From when I picked up listening to the show they were talking about how everything is a commons: the information commons, the Wikipedia Commons etc., because were all coming together for common purposes. We are re-examining the rules and rediscovering new ways to do things and including using virtual spaces for the sharing of ideas.
We in this western world have the luxury of being able to engage in this kind of sharing.
Along with that comes the responsibility to be able to control ourselves.
Top down approaches actually stop things from happening because it is impossible to anticipate all needs.
The structures we have are older than the problems that we are facing. The structures are misaligned with our systems. We have begun a 30 to 40 year transformation. Innovators often come from the outside. Often the innovators look weird they don’t fit, but where innovation is going and the new flow of information there are new systems of information growing.

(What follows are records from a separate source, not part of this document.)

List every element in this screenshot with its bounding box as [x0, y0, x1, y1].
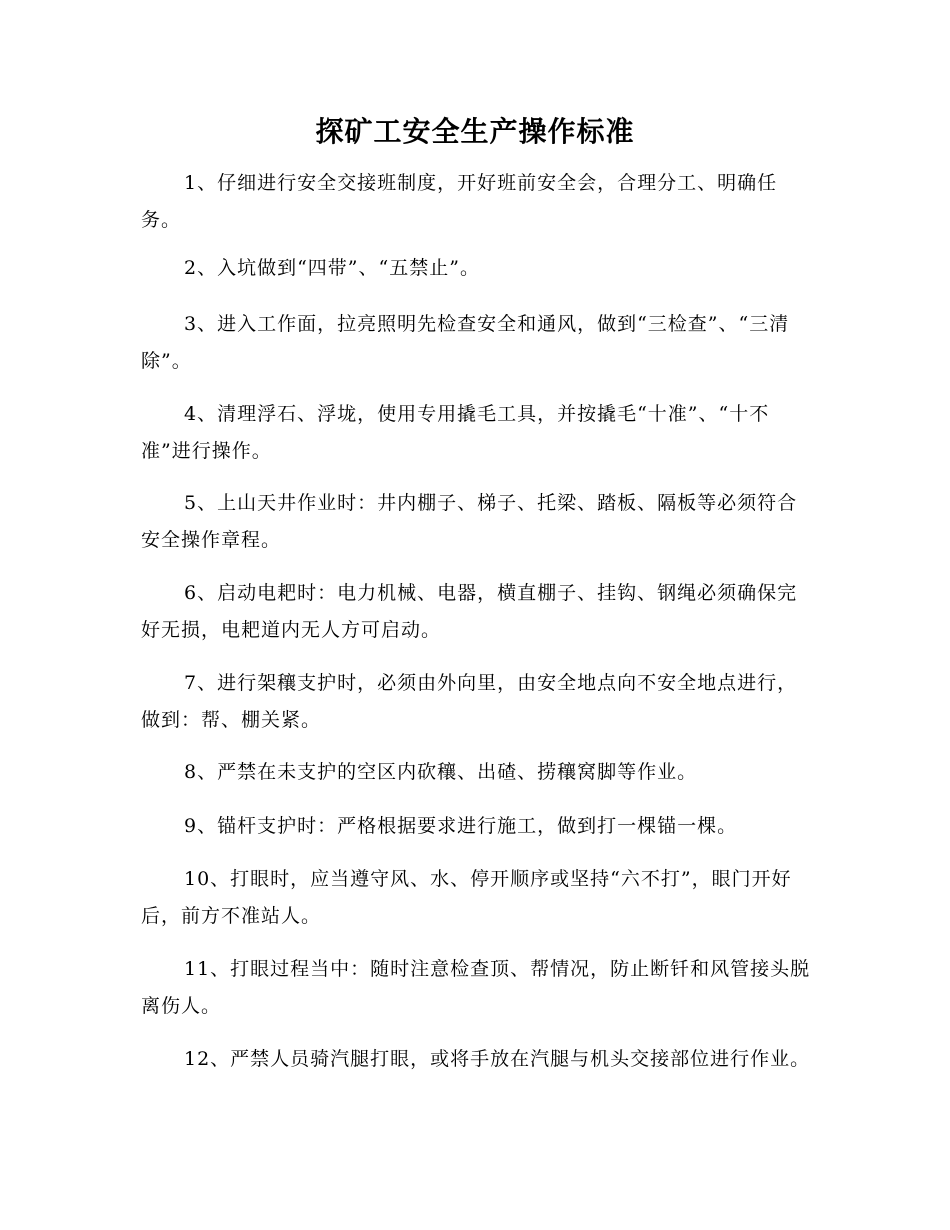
paragraph-4: 4、清理浮石、浮垅，使用专用撬毛工具，并按撬毛“十准”、“十不准”进行操作。 [141, 403, 770, 462]
paragraph-1: 1、仔细进行安全交接班制度，开好班前安全会，合理分工、明确任务。 [141, 172, 778, 231]
paragraph-7: 7、进行架穰支护时，必须由外向里，由安全地点向不安全地点进行，做到：帮、棚关紧。 [141, 672, 798, 731]
paragraph-2: 2、入坑做到“四带”、“五禁止”。 [184, 257, 480, 279]
paragraph-5: 5、上山天井作业时：井内棚子、梯子、托梁、踏板、隔板等必须符合安全操作章程。 [141, 492, 798, 551]
paragraph-8: 8、严禁在未支护的空区内砍穰、出碴、捞穰窝脚等作业。 [184, 761, 698, 783]
paragraph-11: 11、打眼过程当中：随时注意检查顶、帮情况，防止断钎和风管接头脱离伤人。 [141, 958, 811, 1017]
paragraph-10: 10、打眼时，应当遵守风、水、停开顺序或坚持“六不打”，眼门开好后，前方不准站人。 [141, 868, 792, 927]
paragraph-3: 3、进入工作面，拉亮照明先检查安全和通风，做到“三检查”、“三清除”。 [141, 313, 790, 372]
paragraph-6: 6、启动电耙时：电力机械、电器，横直棚子、挂钩、钢绳必须确保完好无损，电耙道内无人方可启动。 [141, 582, 798, 641]
document-title: 探矿工安全生产操作标准 [315, 115, 635, 148]
paragraph-9: 9、锚杆支护时：严格根据要求进行施工，做到打一棵锚一棵。 [184, 815, 738, 837]
paragraph-12: 12、严禁人员骑汽腿打眼，或将手放在汽腿与机头交接部位进行作业。 [184, 1048, 811, 1070]
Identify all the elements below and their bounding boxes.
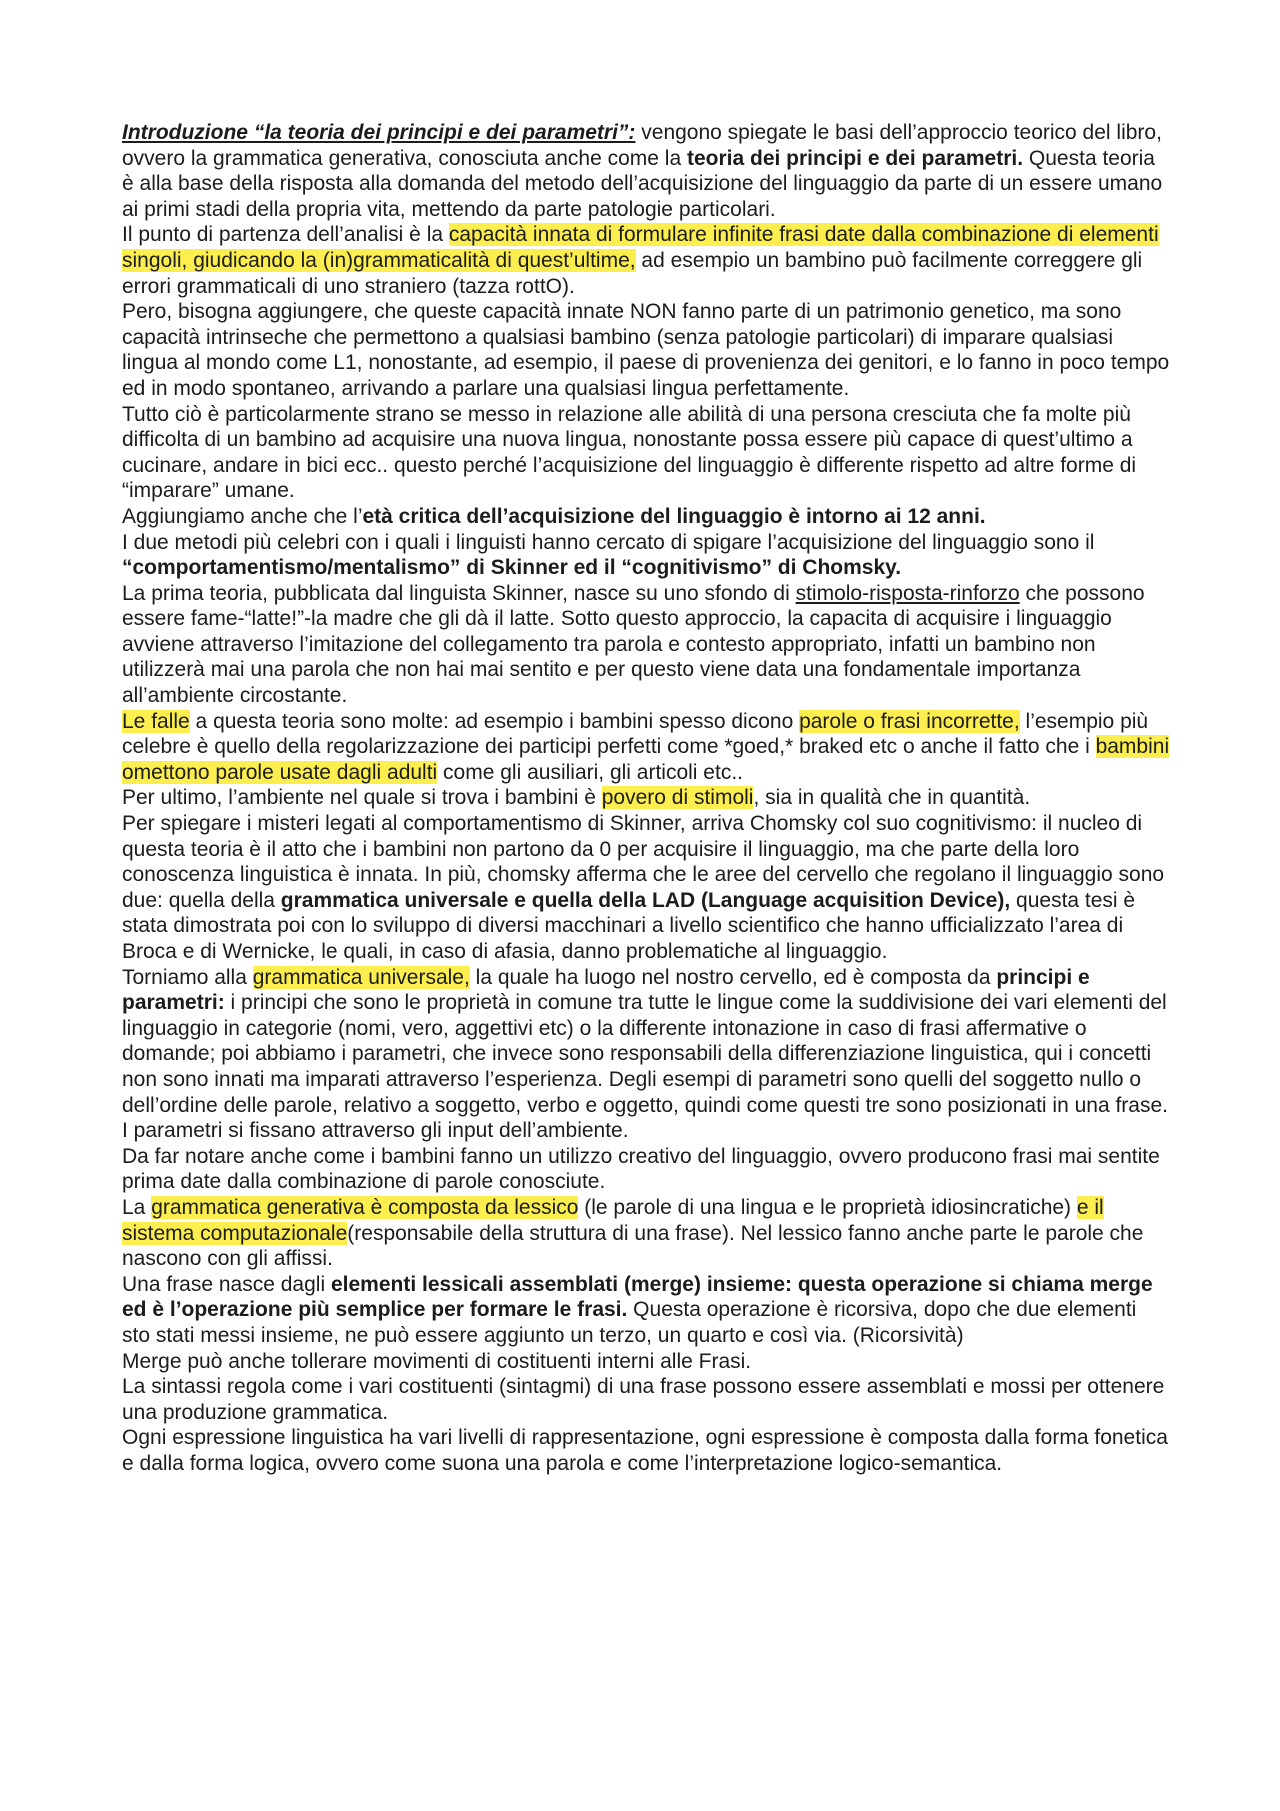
highlight-incorrect-words: parole o frasi incorrette, <box>799 709 1020 733</box>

We have many people straining to return to the old and familiar ways and on the other end of the spectrum we have people gropings forward trying to find their way in a new world that we don’t yet know.
It is a different culture taking place in the commons and we’re starting to see big business versus government playing larger roles in these cultures. We have the opportunity to make this what we want versus choosing to have nostalgie about the old ways. It is about experimentation. What inspires you to learn? Using the Socratic dialogue, making learning community-based, doing what is important to us because it facilitates conversations in our social circles.
The worry is that the online spaces will be occupied by large companies, and the evolution of the Internet will ultimately be in favor of consumption versus mass collaboration and creation.
There’s a lot of catching up with the complexities of today. Knowledge is dynamic.
For instance Wikipedia will never be finished it is always changing and as it changes and grows it will just become more complex so the problems become how do we handle this complexity?
I am very passionate about knowledge building with technology. I love the idea that we need to create ever-changing movements as opposed to ‘institutions’ that are static. We now can consider fluid paradigms of knowledge and technology and flexibly apply to the unique education needs of our students.